25th September 2020
Promises of job creation, national debt reduction and the creation of a strong national economy are more often than not the bedrock of election campaigns by politicians bidding for elected positions. However, the lack of conviction surrounding the November 3 U.S Presidential Election between the Republican candidate, President Donald Trump, and Democratic candidate Joe Biden, could have a consequential impact on the U.S. Dollar, especially with the predicted rise in mail-in voting as a result of the ongoing global pandemic which means the winner will not be announced immediately until after two to three weeks, and coupled with the fact that Trump has refused to outrightly rule out contesting the result should Biden win, which could result in a constitutional crisis.

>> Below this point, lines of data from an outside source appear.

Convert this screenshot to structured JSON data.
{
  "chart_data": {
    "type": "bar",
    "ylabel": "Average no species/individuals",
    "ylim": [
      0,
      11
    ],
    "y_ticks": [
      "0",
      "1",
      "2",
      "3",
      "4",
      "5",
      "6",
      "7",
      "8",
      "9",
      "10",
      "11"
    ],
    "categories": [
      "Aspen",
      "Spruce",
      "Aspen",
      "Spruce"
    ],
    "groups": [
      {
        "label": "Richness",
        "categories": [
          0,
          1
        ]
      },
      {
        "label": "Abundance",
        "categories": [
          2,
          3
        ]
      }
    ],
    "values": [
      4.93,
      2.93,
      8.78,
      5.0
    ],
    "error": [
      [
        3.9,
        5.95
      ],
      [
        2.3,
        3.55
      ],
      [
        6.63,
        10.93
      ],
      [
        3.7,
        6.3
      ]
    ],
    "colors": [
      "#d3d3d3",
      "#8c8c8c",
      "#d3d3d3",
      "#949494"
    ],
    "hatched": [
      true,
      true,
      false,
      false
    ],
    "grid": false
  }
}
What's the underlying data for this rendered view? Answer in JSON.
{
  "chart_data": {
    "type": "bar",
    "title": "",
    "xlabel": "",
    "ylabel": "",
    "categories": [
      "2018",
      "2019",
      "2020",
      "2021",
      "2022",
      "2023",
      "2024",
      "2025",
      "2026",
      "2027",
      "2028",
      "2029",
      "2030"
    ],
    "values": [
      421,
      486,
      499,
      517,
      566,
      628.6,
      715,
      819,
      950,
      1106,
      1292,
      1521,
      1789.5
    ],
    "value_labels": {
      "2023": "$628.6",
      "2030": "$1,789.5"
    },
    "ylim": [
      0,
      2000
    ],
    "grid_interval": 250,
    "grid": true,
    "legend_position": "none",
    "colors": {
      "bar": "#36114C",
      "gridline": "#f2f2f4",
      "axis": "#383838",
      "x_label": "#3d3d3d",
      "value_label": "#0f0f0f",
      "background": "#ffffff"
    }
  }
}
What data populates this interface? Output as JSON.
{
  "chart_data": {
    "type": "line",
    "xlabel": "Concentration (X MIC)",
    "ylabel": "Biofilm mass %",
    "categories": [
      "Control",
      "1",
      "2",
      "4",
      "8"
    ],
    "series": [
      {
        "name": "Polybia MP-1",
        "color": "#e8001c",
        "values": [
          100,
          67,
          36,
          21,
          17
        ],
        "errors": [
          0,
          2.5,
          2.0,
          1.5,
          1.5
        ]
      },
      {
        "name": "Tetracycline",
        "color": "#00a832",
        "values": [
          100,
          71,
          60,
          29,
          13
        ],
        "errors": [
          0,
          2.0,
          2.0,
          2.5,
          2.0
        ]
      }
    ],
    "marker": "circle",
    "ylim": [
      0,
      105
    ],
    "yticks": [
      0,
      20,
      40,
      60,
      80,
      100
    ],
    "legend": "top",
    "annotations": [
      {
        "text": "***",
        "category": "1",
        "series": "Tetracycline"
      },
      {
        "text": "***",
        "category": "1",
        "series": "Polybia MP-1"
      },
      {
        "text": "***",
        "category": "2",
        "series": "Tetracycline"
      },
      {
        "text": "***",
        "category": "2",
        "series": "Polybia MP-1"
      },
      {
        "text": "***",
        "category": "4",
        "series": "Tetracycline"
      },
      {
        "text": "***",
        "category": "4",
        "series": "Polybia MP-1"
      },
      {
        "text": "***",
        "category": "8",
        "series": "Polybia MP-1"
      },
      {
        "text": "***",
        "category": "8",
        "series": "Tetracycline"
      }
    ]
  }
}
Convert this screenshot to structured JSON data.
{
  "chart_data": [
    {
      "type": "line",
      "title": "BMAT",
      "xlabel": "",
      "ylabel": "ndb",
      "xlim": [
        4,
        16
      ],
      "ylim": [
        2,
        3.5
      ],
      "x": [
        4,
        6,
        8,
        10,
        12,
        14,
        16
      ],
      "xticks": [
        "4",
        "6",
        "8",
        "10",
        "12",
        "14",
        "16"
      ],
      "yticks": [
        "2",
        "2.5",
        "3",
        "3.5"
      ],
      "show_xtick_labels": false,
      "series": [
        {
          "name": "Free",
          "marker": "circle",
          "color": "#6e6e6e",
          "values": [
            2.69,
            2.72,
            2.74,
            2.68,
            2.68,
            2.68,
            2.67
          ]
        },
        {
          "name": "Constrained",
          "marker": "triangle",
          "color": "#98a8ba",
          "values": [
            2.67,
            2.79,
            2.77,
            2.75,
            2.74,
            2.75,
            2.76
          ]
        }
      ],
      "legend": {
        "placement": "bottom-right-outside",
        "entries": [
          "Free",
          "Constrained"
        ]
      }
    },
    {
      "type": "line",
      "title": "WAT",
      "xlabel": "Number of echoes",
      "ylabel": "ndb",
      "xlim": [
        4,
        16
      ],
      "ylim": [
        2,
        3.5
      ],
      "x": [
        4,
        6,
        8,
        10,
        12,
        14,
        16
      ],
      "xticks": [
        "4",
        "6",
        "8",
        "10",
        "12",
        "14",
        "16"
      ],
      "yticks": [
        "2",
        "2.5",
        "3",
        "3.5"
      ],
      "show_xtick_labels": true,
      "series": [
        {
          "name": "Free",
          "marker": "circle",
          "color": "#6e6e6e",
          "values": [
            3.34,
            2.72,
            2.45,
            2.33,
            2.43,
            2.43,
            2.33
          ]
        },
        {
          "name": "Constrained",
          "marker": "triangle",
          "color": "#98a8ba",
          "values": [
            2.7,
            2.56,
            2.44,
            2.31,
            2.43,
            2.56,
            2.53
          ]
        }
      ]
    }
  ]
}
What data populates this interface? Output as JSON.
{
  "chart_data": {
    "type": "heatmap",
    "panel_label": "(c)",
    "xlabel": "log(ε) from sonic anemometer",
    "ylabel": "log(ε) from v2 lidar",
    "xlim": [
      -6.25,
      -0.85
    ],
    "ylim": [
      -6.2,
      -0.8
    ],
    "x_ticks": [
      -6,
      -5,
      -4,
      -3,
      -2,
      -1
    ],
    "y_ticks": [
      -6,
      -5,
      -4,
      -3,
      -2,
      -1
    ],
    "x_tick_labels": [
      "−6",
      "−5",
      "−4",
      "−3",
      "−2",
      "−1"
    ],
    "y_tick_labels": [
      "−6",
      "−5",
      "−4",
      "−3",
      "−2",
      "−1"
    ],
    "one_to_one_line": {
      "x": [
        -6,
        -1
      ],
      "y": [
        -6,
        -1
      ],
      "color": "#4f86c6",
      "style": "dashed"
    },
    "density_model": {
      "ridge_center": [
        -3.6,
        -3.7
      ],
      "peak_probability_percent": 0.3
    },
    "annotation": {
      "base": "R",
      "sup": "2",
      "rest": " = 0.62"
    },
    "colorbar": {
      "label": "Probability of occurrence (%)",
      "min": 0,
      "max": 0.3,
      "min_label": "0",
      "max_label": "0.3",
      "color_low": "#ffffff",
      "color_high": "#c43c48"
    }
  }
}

Economic analysts have stipulated that the USD could depreciate if Biden wins because he would likely discontinue most of the policies put in place by Trump which have supported the dollar strength. These include the protectionist trade policy, White House influence over the Federal Reserve, a loosening of regulation on the financial and energy sectors, and fiscal austerity to reverse the country’s economic slide, instead, he will be focusing on restructuring international accords by addressing any unfair trade or economic ties with other countries of the world especially China.
Although history suggests that the USD will strengthen in the first 100 days, regardless of who comes out victorious once the result is announced judging from the last nine out of ten elections since 1980, Investors should prepare themselves for a period of the high volatility of the USD considering different elements that have applied pressure on the currency among which are the Federal Reserve’s ongoing commitment to near-zero interest rates, the rising debt-to-GDP ratio, and the continuing detrimental impact of the pandemic on economic activities.